Cota de malha de lua
nesta arena rubra.
II
Cada copa de árvore
é um balão verde
na mão de um morto
menino
- menino oculto
nas raízes.
III
A nuvem é meu talismã,
minha tatuagem,
minha única ruga,
minha fotografia azul
de tuareg.
IV
De cada veia cortada
jorram rosas,
rosas brancas, azuis, amarelas, malvas
- nunca rubras.
As rosas escarlates,
essas uivam ocultas
nas vísceras...
petisco do abutre.
V
Minha elegante roupa burocrática,
meu terno
é um vil disfarce medieval
de servo.
A gravata,
fútil corda de enforcado
fauno.
VI
O turbante é real:
Príncipe do Nepal
meditando nos píncaros
do Tibé
o vazio das trombetas,
o cadáver anatômico
dos cavalos e das bailarinas
o sepulcro de seda amarela
do vale no outono.
VII
Não fosse a ração de azul
o areal seria total,
total a sede
nestas andanças
nas areias e areias
do convívio.
Meu absinto é o sol.
SONATA CREPUSCULAR SEM VENTO
Olhando-se num espelho de prata,
o vento está parado. Sua face é halo.
Seu som, hálito do silêncio.
Tudo flutua, flauta em penumbra,
alta, alada, alva garça
que volta devagar à árvore
oculta na distância e na sombra.
Bóia na água, na terra e no ar
uma vaga lembrança violácea
e áurea, lenço de adeus do sol.
Na água plácida, um barco
parece levitar, peixe num aquário.
A GRANDE LUA
A luz não se acaba.

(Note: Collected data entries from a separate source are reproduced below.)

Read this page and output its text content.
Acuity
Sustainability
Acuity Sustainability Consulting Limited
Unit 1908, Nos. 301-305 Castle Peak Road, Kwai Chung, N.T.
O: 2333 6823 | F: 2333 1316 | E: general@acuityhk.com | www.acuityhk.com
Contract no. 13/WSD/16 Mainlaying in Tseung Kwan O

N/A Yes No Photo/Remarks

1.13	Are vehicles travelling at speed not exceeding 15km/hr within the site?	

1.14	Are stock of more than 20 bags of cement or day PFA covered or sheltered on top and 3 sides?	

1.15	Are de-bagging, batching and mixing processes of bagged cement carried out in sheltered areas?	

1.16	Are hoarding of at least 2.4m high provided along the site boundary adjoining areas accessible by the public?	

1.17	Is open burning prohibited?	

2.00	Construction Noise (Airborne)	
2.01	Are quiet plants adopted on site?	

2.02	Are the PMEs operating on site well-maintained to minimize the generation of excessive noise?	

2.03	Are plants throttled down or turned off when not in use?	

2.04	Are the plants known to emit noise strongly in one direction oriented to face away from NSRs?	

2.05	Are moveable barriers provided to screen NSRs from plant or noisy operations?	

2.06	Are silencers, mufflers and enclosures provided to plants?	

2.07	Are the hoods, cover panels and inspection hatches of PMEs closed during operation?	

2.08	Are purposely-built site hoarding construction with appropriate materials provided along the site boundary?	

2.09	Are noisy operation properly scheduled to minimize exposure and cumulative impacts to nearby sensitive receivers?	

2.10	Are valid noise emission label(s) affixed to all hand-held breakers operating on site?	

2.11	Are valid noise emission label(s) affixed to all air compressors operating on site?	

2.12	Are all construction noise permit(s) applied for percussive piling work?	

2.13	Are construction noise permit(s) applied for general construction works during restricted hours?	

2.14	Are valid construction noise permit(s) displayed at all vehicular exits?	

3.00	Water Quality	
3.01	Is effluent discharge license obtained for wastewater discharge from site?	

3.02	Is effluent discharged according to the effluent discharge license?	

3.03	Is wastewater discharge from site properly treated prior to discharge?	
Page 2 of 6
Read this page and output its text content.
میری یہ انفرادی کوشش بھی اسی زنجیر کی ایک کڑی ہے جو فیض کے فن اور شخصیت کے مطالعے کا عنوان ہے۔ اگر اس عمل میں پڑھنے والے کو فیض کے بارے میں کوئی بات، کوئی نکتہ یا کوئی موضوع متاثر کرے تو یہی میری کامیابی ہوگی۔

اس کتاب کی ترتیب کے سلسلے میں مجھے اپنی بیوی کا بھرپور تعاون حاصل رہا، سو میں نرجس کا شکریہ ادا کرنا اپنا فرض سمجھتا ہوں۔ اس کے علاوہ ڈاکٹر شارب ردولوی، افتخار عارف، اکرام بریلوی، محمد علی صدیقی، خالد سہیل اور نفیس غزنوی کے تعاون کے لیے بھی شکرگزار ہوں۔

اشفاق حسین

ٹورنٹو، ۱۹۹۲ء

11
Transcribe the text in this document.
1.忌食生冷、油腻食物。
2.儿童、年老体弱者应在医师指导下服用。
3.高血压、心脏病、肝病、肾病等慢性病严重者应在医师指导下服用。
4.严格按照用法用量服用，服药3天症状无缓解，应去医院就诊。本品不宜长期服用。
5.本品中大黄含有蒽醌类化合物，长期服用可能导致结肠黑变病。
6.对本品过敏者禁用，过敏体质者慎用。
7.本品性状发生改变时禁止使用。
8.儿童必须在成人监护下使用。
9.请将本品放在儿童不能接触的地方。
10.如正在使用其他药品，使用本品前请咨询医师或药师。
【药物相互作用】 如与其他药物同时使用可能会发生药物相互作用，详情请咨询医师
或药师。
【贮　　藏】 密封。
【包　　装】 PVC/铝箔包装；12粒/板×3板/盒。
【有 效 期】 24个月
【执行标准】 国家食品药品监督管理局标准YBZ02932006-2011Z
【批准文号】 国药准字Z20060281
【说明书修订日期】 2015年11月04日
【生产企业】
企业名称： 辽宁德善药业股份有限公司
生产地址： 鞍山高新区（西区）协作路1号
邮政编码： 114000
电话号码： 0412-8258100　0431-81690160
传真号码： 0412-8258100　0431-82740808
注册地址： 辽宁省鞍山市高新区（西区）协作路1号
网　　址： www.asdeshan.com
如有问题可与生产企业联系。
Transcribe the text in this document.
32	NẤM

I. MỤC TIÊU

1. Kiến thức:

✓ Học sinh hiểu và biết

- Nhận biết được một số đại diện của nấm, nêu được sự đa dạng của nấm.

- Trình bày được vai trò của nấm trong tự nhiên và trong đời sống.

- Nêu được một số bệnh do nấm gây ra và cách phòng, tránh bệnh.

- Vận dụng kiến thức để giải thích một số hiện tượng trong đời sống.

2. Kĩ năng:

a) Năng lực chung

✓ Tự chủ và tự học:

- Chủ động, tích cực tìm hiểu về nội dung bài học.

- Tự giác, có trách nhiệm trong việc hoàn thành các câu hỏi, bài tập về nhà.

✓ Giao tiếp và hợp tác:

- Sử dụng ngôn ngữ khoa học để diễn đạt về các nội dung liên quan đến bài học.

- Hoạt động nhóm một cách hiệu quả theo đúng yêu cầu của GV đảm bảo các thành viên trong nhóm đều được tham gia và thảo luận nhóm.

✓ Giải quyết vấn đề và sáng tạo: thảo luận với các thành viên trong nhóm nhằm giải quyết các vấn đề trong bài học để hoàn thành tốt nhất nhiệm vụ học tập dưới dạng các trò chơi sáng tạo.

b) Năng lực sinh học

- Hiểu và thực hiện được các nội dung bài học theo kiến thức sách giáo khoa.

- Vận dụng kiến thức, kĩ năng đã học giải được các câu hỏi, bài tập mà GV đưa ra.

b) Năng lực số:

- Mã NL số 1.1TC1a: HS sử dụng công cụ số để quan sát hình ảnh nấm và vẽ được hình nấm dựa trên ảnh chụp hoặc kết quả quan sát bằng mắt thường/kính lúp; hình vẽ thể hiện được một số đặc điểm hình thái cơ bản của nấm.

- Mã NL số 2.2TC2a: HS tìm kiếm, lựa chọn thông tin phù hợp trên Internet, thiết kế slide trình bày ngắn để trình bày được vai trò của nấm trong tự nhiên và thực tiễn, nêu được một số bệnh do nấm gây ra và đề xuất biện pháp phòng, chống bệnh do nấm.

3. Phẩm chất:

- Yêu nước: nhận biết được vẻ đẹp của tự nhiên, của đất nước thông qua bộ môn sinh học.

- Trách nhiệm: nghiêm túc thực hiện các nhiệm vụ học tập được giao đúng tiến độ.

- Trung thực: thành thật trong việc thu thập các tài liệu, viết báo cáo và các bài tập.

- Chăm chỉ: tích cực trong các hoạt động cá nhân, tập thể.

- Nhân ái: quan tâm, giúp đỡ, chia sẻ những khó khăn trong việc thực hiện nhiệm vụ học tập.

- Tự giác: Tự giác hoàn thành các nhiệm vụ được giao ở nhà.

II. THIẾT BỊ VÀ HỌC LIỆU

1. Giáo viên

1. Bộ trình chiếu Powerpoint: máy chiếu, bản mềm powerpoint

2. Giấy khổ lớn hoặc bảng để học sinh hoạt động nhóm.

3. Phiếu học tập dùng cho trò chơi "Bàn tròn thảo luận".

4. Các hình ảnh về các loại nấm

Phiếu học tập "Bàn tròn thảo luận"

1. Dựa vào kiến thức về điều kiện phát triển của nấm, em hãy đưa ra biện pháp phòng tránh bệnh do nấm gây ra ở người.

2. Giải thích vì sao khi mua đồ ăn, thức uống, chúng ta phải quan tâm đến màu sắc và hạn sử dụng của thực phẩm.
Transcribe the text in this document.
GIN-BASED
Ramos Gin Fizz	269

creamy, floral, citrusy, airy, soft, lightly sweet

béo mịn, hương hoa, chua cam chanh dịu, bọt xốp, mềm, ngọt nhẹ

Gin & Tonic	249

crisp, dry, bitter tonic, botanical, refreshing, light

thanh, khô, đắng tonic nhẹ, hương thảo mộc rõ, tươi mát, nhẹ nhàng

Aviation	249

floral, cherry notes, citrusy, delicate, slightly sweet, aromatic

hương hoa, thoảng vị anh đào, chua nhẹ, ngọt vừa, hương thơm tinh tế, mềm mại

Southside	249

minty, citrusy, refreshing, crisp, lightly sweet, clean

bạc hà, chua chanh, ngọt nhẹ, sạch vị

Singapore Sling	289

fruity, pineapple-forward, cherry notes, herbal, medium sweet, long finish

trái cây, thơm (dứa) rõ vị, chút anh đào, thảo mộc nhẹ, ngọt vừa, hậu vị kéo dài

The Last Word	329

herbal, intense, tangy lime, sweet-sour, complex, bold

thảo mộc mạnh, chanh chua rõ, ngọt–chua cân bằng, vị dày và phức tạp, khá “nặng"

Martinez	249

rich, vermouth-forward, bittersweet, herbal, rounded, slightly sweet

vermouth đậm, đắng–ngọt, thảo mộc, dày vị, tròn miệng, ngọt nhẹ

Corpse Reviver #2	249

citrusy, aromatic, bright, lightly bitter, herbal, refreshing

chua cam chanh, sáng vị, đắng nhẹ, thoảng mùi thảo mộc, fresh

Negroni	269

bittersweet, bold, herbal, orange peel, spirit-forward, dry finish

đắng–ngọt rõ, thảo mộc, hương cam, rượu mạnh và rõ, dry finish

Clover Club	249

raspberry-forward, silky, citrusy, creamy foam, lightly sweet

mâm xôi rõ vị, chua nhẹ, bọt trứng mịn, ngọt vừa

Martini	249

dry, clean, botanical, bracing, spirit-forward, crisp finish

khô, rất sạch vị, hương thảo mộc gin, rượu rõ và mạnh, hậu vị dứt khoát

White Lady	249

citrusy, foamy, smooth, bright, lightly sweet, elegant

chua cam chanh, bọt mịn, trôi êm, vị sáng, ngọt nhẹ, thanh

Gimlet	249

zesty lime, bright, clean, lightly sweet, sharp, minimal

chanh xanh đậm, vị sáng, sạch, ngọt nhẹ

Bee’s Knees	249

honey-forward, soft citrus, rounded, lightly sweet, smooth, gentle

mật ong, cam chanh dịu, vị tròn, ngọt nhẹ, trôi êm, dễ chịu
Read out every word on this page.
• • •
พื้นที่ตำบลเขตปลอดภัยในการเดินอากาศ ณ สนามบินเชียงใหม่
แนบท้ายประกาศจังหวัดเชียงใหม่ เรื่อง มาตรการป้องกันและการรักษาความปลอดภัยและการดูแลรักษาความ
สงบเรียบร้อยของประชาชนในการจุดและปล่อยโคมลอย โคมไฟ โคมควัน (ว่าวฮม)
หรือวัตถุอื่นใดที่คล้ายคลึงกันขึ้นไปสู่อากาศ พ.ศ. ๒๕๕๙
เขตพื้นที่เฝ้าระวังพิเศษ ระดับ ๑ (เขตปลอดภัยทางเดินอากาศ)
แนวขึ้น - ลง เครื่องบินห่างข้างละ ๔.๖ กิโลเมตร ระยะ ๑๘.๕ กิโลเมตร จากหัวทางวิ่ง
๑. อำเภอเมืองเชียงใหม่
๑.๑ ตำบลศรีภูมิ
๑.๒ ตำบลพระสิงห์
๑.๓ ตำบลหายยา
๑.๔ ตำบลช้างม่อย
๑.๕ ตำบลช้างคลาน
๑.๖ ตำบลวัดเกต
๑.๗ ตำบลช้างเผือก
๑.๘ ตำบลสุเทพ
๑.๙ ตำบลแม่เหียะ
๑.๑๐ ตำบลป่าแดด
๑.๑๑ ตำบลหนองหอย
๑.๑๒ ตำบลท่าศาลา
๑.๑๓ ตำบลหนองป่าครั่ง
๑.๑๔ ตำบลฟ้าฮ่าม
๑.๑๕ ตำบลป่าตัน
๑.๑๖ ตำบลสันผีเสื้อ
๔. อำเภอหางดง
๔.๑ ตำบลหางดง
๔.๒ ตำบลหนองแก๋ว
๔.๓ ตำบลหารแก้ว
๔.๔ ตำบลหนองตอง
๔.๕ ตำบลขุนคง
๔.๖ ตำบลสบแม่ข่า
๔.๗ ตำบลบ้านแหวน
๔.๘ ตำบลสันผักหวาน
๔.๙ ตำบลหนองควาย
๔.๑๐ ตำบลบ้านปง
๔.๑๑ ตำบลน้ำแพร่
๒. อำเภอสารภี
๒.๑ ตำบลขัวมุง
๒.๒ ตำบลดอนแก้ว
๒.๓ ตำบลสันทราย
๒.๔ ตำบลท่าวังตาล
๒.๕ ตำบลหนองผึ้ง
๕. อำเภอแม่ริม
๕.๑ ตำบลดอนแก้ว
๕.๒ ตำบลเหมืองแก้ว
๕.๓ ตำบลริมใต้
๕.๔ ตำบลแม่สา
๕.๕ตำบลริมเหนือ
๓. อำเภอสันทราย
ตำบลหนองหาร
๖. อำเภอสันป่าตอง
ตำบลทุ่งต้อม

Porque a lua
antrebrilha num crepúsculo sem nexo.
Será lua ou uma flauta que imobiliza
e apascenta a luz no céu carnal?
Até as águas salgadas hipnotiza.
Não rimo sua face de sacerdotisa
com vaticínio, nem paz, nem martírio.
O luar é um estátua de hidrargírio
e tem um olho de mitológico animal.
Zarpa, nave, passa a barra!
Maldição, maldição é a amarra!
Escuto os coros sacros do crepúsculo,
e não me apraz movimentar um músculo:
tenho medo da lua e sua garra.
O MARINHEIRO
Corpo.
O corpo ignoto.
Sempre novo.
O corpo é mar.
Navegante
e cartógrafo
avanço, descubro
e tomo posse
de um corpo
em nome
do meu corpo.
Recorto as costas,
os braços, as baías,
apalpo as praias.
Tudo anseia ver
a vela.
Todo corpo é mar,
é ar, é terra.
Viaja-lo.
Marujo,
viajar o corpo
é ofício,
é recreio.
Vê-lo,
amá-lo,
mapeá-lo
- esse o roteiro.
Corpo:
terramareamr!
Visto, amado, mapeado
o corpo,
levantar âncora!
Prossigo,
perseguindo
nas ondas do corpo
outro corpo,
o corpo.
PRAIA DE BÚZIOS
Dos búzios restam fantasmas que murmuram
no marulho da orla.
Era ainda mais mansa esta praia,
suave a linha d´água
no papel branco, areia lisa.
Era limpa.
Não havia ossos de sereias.
Nem caricaturas magras de biquíni.
Foi antes dos veranistas.
Foi antes mesmo da existência das traineiras.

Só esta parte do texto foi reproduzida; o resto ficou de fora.